Une amende contre la fraternité
Prévenir un usager sans titre de transport d’un contrôle imminent est passible d’une amende et de prison. Le symptôme d’une société sécuritaire et teintée d’autoritarisme.
Il
y a quelques semaines, j’ai pris connaissance d’une
campagne consistant soi-disant à «lutter
contre la fraude»
dans les transports en commun. Elle se présentait sous la
forme d’une affiche placardée dans le métro dont
le libellé était des plus clairs. Les usagers y sont
avertis que «le
signalement de la présence d’agents de contrôle
sur les réseaux de transport est puni de deux mois
d’emprisonnement et de 3 750 euros d’amende».
Cette
affiche m’a choquée, mais dans un premier temps, je n’ai
pas vraiment compris pourquoi. Certes, l’amende et la sanction
carcérale me semblaient totalement délirantes par
rapport au délit incriminé. Mais c’est le fait de
rendre délictueux le geste, ou la parole, d’un passager
en règle en direction d’un contrevenant, ou de quelqu’un
lui paraissant l’être, qui m’a paru détestable.
Tout
d’abord, il me semble que le réflexe qui consiste à
prévenir quelqu’un qu’il risque d’être
pris la main dans le sac relève d’une logique émouvante.
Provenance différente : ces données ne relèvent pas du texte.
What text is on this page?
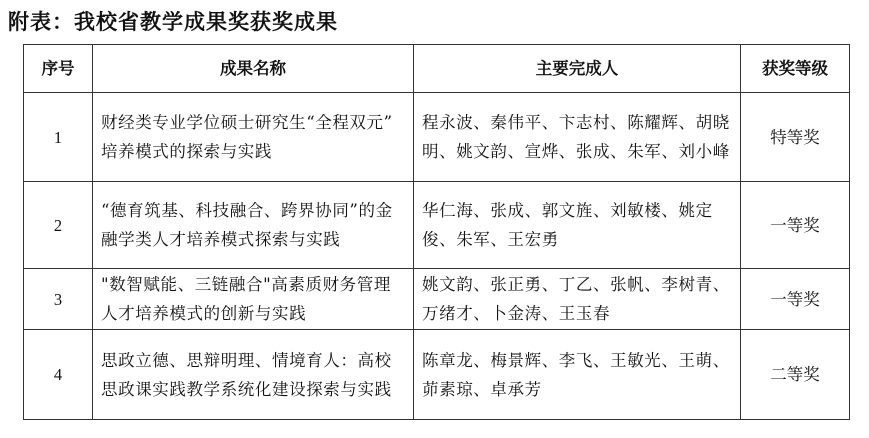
附表：我校省教学成果奖获奖成果
序号	成果名称	主要完成人	获奖等级
1	财经类专业学位硕士研究生“全程双元” 培养模式的探索与实践	程永波、秦伟平、卞志村、陈耀辉、胡晓明、姚文韵、宣烨、张成、朱军、刘小峰	特等奖
2	“德育筑基、科技融合、跨界协同”的金融学类人才培养模式探索与实践	华仁海、张成、郭文旌、刘敏楼、姚定俊、朱军、王宏勇	一等奖
3	"数智赋能、三链融合"高素质财务管理人才培养模式的创新与实践	姚文韵、张正勇、丁乙、张帆、李树青、万绪才、卜金涛、王玉春	一等奖
4	思政立德、思辩明理、情境育人：高校思政课实践教学系统化建设探索与实践	陈章龙、梅景辉、李飞、王敏光、王萌、茆素琼、卓承芳	二等奖
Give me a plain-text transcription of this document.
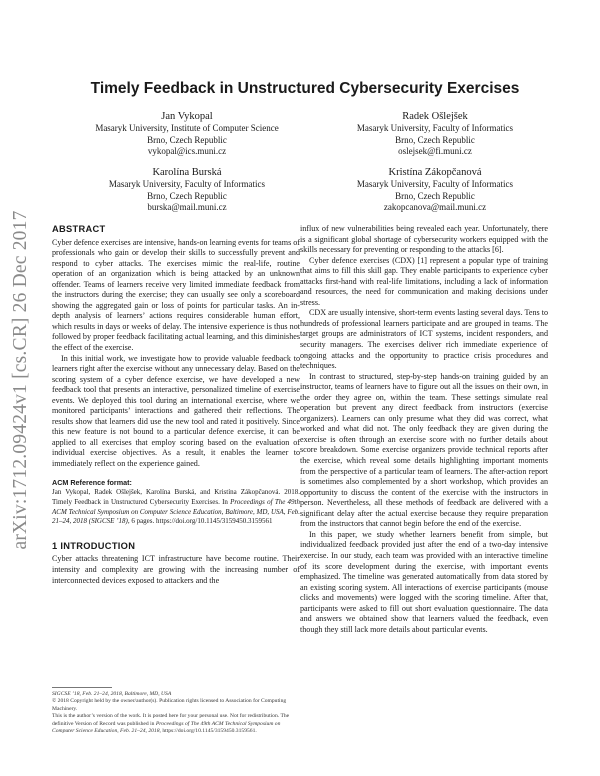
arXiv:1712.09424v1 [cs.CR] 26 Dec 2017
Timely Feedback in Unstructured Cybersecurity Exercises
Jan Vykopal
Masaryk University, Institute of Computer Science
Brno, Czech Republic
vykopal@ics.muni.cz
Radek Ošlejšek
Masaryk University, Faculty of Informatics
Brno, Czech Republic
oslejsek@fi.muni.cz
Karolína Burská
Masaryk University, Faculty of Informatics
Brno, Czech Republic
burska@mail.muni.cz
Kristína Zákopčanová
Masaryk University, Faculty of Informatics
Brno, Czech Republic
zakopcanova@mail.muni.cz
ABSTRACT

Cyber defence exercises are intensive, hands-on learning events for teams of professionals who gain or develop their skills to successfully prevent and respond to cyber attacks. The exercises mimic the real-life, routine operation of an organization which is being attacked by an unknown offender. Teams of learners receive very limited immediate feedback from the instructors during the exercise; they can usually see only a scoreboard showing the aggregated gain or loss of points for particular tasks. An in-depth analysis of learners’ actions requires considerable human effort, which results in days or weeks of delay. The intensive experience is thus not followed by proper feedback facilitating actual learning, and this diminishes the effect of the exercise.

In this initial work, we investigate how to provide valuable feedback to learners right after the exercise without any unnecessary delay. Based on the scoring system of a cyber defence exercise, we have developed a new feedback tool that presents an interactive, personalized timeline of exercise events. We deployed this tool during an international exercise, where we monitored participants’ interactions and gathered their reflections. The results show that learners did use the new tool and rated it positively. Since this new feature is not bound to a particular defence exercise, it can be applied to all exercises that employ scoring based on the evaluation of individual exercise objectives. As a result, it enables the learner to immediately reflect on the experience gained.

ACM Reference format:

Jan Vykopal, Radek Ošlejšek, Karolína Burská, and Kristína Zákopčanová. 2018. Timely Feedback in Unstructured Cybersecurity Exercises. In Proceedings of The 49th ACM Technical Symposium on Computer Science Education, Baltimore, MD, USA, Feb. 21–24, 2018 (SIGCSE ’18), 6 pages. https://doi.org/10.1145/3159450.3159561

1 INTRODUCTION

Cyber attacks threatening ICT infrastructure have become routine. Their intensity and complexity are growing with the increasing number of interconnected devices exposed to attackers and the

SIGCSE ’18, Feb. 21–24, 2018, Baltimore, MD, USA

© 2018 Copyright held by the owner/author(s). Publication rights licensed to Association for Computing Machinery.

This is the author’s version of the work. It is posted here for your personal use. Not for redistribution. The definitive Version of Record was published in Proceedings of The 49th ACM Technical Symposium on Computer Science Education, Feb. 21–24, 2018, https://doi.org/10.1145/3159450.3159561.

influx of new vulnerabilities being revealed each year. Unfortunately, there is a significant global shortage of cybersecurity workers equipped with the skills necessary for preventing or responding to the attacks [6].

Cyber defence exercises (CDX) [1] represent a popular type of training that aims to fill this skill gap. They enable participants to experience cyber attacks first-hand with real-life limitations, including a lack of information and resources, the need for communication and making decisions under stress.

CDX are usually intensive, short-term events lasting several days. Tens to hundreds of professional learners participate and are grouped in teams. The target groups are administrators of ICT systems, incident responders, and security managers. The exercises deliver rich immediate experience of ongoing attacks and the opportunity to practice crisis procedures and techniques.

In contrast to structured, step-by-step hands-on training guided by an instructor, teams of learners have to figure out all the issues on their own, in the order they agree on, within the team. These settings simulate real operation but prevent any direct feedback from instructors (exercise organizers). Learners can only presume what they did was correct, what worked and what did not. The only feedback they are given during the exercise is often through an exercise score with no further details about score breakdown. Some exercise organizers provide technical reports after the exercise, which reveal some details highlighting important moments from the perspective of a particular team of learners. The after-action report is sometimes also complemented by a short workshop, which provides an opportunity to discuss the content of the exercise with the instructors in person. Nevertheless, all these methods of feedback are delivered with a significant delay after the actual exercise because they require preparation from the instructors that cannot begin before the end of the exercise.

In this paper, we study whether learners benefit from simple, but individualized feedback provided just after the end of a two-day intensive exercise. In our study, each team was provided with an interactive timeline of its score development during the exercise, with important events emphasized. The timeline was generated automatically from data stored by an existing scoring system. All interactions of exercise participants (mouse clicks and movements) were logged with the scoring timeline. After that, participants were asked to fill out short evaluation questionnaire. The data and answers we obtained show that learners valued the feedback, even though they still lack more details about particular events.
Cela correspondant à une solidarité, je dirais
même à une fraternité instinctive envers
l’éventuel fraudeur, qui est loin d’être
répréhensible car elle recouvre la sorte de noblesse
qui pouvait nous animer, enfants, lorsqu’il s’agissait
d’aider un copain ou une copine à ne pas «se faire
prendre» par l’instit ou le prof, ou bien encore devant
les hauts faits de la bande de Robin des Bois soutenus par la
population de Sherwood.
Je
l’avoue, ce réflexe de connivence tacite, aussi
légalement réprouvable soit-il, me réchauffe le
cœur, car il est, en un sens, la preuve que toute entraide
aussi furtive soit-elle n’a pas disparu de nos habitudes, et
qu’un certain esprit de résistance, voire
d’insurrection, est toujours mobilisable dans le cas où
la puissance publique, au lieu de se montrer empoisonnée
d’autoritarisme comme ici, se montrerait inique.
Ensuite,
lorsqu’on se permet un tel abus de pouvoir en matière de
répression, on ne voit pas ce qui empêcherait l’abus
en termes de récompense. Tout comme on invite à présent
dans les cinémas à dénoncer l’éventuelle
captation numérique du film, il semblerait cohérent
d’inviter les passagers du métro, sous promesse de
récompense, à dénoncer les fraudeurs.
Il
n’y aurait d’ailleurs plus qu’un pas à faire
pour s’autoriser à sanctionner ceux qui ne dénonceraient
pas le mauvais citoyen et le mauvais contribuable que devient le
fraudeur dans l’esprit des traqueurs d’irréguliers.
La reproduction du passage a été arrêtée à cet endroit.